The NDAA, which outlines the U.S. government’s annual defense spending and policy, would also require the defense secretary to submit a report to Congress detailing the risks posed to U.S. personnel, equipment and operations “due to Huawei 5G architecture in host countries and possible steps for mitigation."
These measures apply to all countries with permanent U.S. troop presences of at least the size of a battalion, as well as those with any “major weapon system” supplied by the United States, according to the bill.
The stipulations appear to be the latest step in the Trump administration’s effort to enlist allies to eschew Chinese telecommunications makers, which Washington says may provide compromised equipment that could give the Chinese government a backdoor to access sensitive data.

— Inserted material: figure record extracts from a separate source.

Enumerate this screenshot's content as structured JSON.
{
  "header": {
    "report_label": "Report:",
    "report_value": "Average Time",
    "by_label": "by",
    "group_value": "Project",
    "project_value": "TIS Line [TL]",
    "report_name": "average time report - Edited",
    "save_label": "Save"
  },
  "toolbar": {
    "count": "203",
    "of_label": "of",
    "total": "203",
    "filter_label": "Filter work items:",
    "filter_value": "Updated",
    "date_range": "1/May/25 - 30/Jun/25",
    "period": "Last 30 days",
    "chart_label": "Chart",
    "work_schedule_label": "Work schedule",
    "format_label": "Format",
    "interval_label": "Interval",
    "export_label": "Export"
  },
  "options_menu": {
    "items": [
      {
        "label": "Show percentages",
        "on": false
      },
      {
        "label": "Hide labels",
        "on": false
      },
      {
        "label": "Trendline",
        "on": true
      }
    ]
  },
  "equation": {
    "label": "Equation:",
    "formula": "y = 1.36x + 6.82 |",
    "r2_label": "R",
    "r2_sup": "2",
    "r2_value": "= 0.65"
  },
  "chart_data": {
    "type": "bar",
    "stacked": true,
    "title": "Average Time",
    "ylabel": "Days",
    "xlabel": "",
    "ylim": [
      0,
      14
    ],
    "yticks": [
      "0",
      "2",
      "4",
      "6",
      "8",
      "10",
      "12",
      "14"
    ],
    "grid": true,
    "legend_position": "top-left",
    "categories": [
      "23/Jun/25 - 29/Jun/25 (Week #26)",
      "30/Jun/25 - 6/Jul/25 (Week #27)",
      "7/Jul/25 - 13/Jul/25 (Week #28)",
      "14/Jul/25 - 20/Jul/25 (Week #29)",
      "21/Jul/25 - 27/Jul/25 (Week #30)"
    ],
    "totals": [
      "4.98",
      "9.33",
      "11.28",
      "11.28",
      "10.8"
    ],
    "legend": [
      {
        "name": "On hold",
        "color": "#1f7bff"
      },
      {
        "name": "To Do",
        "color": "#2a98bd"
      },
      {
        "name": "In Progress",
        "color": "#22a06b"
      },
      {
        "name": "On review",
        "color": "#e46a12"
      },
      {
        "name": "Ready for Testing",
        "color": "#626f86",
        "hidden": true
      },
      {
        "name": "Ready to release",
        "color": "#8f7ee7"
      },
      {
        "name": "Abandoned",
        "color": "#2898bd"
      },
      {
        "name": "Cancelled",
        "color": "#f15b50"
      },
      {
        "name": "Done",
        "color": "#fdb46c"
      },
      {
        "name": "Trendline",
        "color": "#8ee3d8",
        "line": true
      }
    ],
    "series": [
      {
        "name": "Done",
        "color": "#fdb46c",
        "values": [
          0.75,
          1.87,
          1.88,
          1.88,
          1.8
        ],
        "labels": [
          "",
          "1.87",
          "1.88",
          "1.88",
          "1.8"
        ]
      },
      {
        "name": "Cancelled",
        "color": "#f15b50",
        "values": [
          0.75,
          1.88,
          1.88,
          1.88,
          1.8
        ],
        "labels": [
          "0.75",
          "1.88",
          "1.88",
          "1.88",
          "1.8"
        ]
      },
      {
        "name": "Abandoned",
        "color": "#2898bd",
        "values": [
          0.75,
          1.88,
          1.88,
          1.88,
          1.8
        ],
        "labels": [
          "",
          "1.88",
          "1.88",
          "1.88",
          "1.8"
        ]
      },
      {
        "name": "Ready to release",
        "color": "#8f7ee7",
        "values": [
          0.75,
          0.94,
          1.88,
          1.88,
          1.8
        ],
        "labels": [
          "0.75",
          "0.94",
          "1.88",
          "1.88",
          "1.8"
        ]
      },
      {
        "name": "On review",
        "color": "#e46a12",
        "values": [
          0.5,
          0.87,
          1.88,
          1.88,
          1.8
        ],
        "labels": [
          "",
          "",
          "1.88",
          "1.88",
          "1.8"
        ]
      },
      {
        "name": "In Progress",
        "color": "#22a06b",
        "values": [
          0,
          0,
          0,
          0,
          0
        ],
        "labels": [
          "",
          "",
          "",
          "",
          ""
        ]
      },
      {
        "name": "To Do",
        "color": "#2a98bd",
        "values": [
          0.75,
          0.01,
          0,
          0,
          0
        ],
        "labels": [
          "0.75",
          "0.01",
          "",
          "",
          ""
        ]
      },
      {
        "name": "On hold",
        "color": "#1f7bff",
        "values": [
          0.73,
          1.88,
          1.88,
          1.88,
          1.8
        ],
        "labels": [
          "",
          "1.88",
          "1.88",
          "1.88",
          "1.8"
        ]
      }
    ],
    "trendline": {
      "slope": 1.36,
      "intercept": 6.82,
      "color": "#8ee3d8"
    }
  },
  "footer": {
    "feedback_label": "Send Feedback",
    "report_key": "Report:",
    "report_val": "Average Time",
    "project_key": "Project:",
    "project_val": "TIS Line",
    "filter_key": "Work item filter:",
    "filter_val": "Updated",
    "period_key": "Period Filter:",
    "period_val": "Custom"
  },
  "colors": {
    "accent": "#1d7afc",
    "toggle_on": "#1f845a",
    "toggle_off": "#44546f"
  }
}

Few countries face as serious a quandary as South Korea, for which upholding security ties with the United States could be in conflict with its tight economic relationship with China.
One of the country’s three largest mobile carriers, LG U+, depends on Huawei’s 5G equipment for around 30 percent of its nationwide coverage, which the company insists cannot be replaced for cost reasons.
Though repeatedly urged by Washington to intervene, the South Korean government has so far demurred, arguing the use of Chinese equipment is a decision for private companies to make.
South Korea’s decision in 2016 to deploy the U.S.-led Terminal High Altitude Area Defense (Thaad) antimissile batteries to its soil prompted a major diplomatic row and economic retaliation from Beijing.
Though countries like Britain and Australia have complied with U.S. demands to freeze out Huawei, other U.S. allies too have been reluctant to jump on the board the U.S.-led “Clean Network” initiative designed to boycott Chinese 5G equipment. Japan in October said it was not banning Chinese kit makers like Huawei from supplying equipment, but that it would take its own measures to address security concerns.
Germany will reportedly give a green light to Huawei to build part of its 5G network, according to an IT bill ready to be submitted to its parliament. The bill reportedly contains a conditional clause that says a vendor could be excluded should hard evidence emerge that suggested security risks existed.
Seoul’s deliberately vague position on the issue may be partly encouraged by Joe Biden’s election in last month’s U.S. presidential election. Though most experts appear to be of a consensus that the president-elect will remain tough on China and will most likely retain restrictions on Huawei, Biden is also expected to take a more conciliatory approach with U.S. allies in building a united front against Beijing.
Antony Blinken, Biden’s nominee for Secretary of State, said in a U.S. Chamber of Commerce seminar in September that Washington should work with allies to set common policies on export controls, investment restrictions and technical standards to ensure “an ecosystem that protects and promotes liberal democratic values.”